The table below lists some of the parameters, which you should update to your own deployment:

Parameter Description
one_version The version of OpenNebula to install.
ansible_user The user that will run the Ansible playbook.
one_pass Password for the OpenNebula user oneadmin.
features Include ceph: true to use the Ceph feature in OneDeploy.
ds Set mode: ceph to use the Ceph cluster for datastores and images.
vn Definition of the OpenNebula virtual network ("admin_net") that will be created for the VMs.
PHYDEV The physical interface on the servers that will attach to the virtual to the virtual network.
AR Address range (first IP and size) to assign to the VMs.
GATEWAY Default gateway for the network.
DNS DNS server for the network.
f1,n1,n2 ansible_host IP addresses for the Front-end (f1) and Hypervisors (n1 and n2).

For the full guide on configuring ceph-* roles, please refer to the official Ceph documentation.

Running the Ansible Playbook

For complete information on running the playbooks, see Using the Playbooks.

To run the playbook, follow these basic steps:

  1. Prepare the inventory file, adapting it to your needs.
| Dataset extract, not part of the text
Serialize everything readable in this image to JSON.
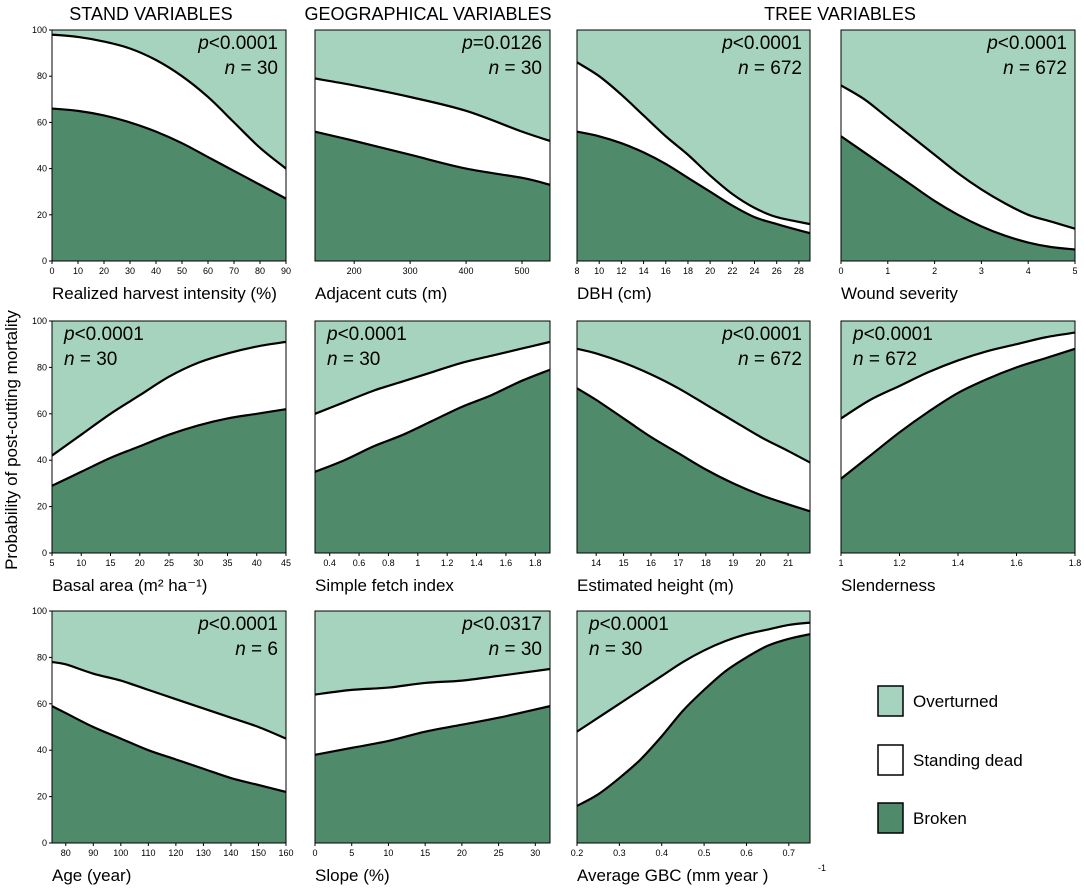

For example, update the provided ceph.yml file to match your infrastructure settings.

  2. Check the connection between the Ansible control node and the managed nodes. You can verify the network connection, ssh and sudo configuration with the following command:

ansible -i inventory/local.yml all -m ping -b
  1. Run the playbook, for example by running the below command from the one-deploy directory:
ansible-playbook -i inventory/ceph.yml opennebula.deploy.main

After execution of the playbook is finished, your new OpenNebula cloud is ready. You can check the installation by following the Verification Guide.